Le Pr Audrey Petit (rhumatologue, service de santé au travail et pathologie professionnelle, CHU d’Angers) confirme : « dès qu’un arrêt de travail se prolonge ou se répète, il est important de le consulter », tout en sachant que « le travail est un facteur de risque parmi les autres et que ce n’est pas le seul facteur déclenchant de la problématique ». Ajoutant aussi : « si le retour au domicile s’annonce difficile, une reprise à temps partiel est une option possible – bien que limitée dans le temps et sous réserve de l’accord de l’employeur. Ce n'est pas obligatoirement un mi-temps, mais  éventuellement un 40, 60, 80% du temps ». Quant à l’aménagement des conditions de travail, quand c'est nécessaire, « il peut être, non seulement ergonomique, mais organisationnel (et autres) ».

 
Un arrêt de travail est-il nécessaire ou non ? Dr Bègue
 

Se coordonner entre professionnels de santé après un arrêt de travail répété ou prolongé, en évitant la cacophonie médicale et paramédicale, est, là encore, essentiel. « Se coordonner, pour le Pr Petit, c’est rendre le patient acteur de son parcours et de son retour au travail ».

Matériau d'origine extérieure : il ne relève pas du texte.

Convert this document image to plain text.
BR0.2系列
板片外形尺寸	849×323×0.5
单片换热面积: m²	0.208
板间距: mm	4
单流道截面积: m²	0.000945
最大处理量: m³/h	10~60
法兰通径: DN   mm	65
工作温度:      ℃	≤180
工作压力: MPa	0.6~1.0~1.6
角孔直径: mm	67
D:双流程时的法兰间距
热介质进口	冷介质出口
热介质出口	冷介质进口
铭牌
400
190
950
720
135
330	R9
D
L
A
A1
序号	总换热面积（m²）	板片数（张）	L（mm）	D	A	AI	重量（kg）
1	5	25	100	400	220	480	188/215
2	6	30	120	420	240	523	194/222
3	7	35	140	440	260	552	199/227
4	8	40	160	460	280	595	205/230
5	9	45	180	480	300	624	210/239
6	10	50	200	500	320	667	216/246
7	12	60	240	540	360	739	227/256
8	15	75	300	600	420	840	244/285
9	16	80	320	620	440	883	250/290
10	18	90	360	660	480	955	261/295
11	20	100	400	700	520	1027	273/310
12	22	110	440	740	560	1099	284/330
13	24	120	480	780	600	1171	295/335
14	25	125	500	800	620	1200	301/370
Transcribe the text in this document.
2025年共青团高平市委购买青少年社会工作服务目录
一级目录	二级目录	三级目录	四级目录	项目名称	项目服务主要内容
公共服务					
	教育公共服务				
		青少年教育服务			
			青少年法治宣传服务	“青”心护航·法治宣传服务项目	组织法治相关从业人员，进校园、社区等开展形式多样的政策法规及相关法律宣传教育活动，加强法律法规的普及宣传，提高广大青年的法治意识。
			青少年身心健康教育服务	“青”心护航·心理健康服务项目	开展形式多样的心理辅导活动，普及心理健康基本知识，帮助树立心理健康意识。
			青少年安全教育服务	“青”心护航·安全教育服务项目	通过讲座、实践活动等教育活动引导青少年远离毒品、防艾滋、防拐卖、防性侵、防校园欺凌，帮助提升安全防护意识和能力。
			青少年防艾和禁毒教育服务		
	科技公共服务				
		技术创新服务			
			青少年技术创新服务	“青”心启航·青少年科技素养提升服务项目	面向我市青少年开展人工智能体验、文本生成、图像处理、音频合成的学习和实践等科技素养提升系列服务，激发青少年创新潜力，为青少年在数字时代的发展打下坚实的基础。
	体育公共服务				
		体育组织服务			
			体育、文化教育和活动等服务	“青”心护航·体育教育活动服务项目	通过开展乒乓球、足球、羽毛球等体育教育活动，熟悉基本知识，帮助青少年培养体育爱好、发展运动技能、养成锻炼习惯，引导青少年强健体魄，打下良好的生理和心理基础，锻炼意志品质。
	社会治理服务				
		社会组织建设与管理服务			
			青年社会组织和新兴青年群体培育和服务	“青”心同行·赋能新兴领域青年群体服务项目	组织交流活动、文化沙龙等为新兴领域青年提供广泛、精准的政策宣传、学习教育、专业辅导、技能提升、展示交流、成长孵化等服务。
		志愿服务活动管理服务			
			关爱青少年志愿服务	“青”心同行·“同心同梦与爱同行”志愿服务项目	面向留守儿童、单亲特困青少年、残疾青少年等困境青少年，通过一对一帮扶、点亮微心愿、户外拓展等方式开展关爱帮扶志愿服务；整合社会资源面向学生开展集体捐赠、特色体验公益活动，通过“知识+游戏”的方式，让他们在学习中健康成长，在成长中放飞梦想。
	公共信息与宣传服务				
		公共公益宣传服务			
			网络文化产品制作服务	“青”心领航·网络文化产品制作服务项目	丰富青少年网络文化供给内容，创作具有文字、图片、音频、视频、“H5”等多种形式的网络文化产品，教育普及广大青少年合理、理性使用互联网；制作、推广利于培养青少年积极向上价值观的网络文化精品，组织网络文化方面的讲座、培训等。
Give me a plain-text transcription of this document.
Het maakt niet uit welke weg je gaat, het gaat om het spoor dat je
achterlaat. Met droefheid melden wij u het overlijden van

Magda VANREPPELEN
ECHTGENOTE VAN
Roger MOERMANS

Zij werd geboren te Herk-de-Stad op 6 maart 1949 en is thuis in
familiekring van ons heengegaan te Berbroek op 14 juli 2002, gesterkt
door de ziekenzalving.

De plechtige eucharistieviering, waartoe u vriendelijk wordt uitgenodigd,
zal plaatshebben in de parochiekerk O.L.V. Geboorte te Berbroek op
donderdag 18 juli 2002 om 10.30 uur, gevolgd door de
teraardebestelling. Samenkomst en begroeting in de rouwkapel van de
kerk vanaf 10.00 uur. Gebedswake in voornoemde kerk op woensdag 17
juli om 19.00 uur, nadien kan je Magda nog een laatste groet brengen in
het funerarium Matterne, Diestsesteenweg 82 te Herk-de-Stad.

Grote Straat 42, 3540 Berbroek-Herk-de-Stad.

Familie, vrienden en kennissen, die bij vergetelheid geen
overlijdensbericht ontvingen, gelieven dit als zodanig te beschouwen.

A savoir : afin de faciliter les relations entre le patient, le médecin traitant, le médecin conseil et le médecin du travail, l’Assurance Maladie met en place une nouvelle offre de service : le conseiller service, agent du service médical auprès de la CPAM. A la demande du médecin traitant, celui-ci peut intervenir auprès du patient pour faciliter ses démarches auprès du médecin du travail et du service social de l’Assurance Maladie.
 

La kinésithérapie, oui mais…active !

La prise en charge doit être spécifique et adaptée. Ce n’est qu’après avoir identifié un facteur de risque de chronicité ou que la lombalgie est devenue chronique qu’une rééducation active par kinésithérapie se révèle pertinente. Mais pas n’importe quel type d’exercices. « La réalisation de la kinésithérapie doit faire appel à la participation active du patient : étirements, mobilisation vertébrale, renforcement des muscles du dos...plus une étape de gestion de la douleur, précise Xavier Dufour, kinésithérapeute à Paris. Les thérapies passives (froid, chaud, massages) n’ont, elles, aucune efficacité sur l’évolution de la lombalgie. Elles agiront éventuellement sur la douleur, mais pas sur la chronicité ». Ces thérapies peuvent néanmoins être utilisées au début mais pas plus de 3 semaines, prévient Xavier Dufour, car il faut vite entrer dans une kiné franchement active ». 

A connaitre :

  • la fiche mémo « Prise en charge du patient présentant une lombalgie commune » élaborée par la HAS (mars 2019).

  • la brochure « Lombalgie commune : comment orienter la prise en charge pluridisciplinaire et favoriser le maintien d’une activité professionnelle » de l’Assurance Maladie (mai 2019).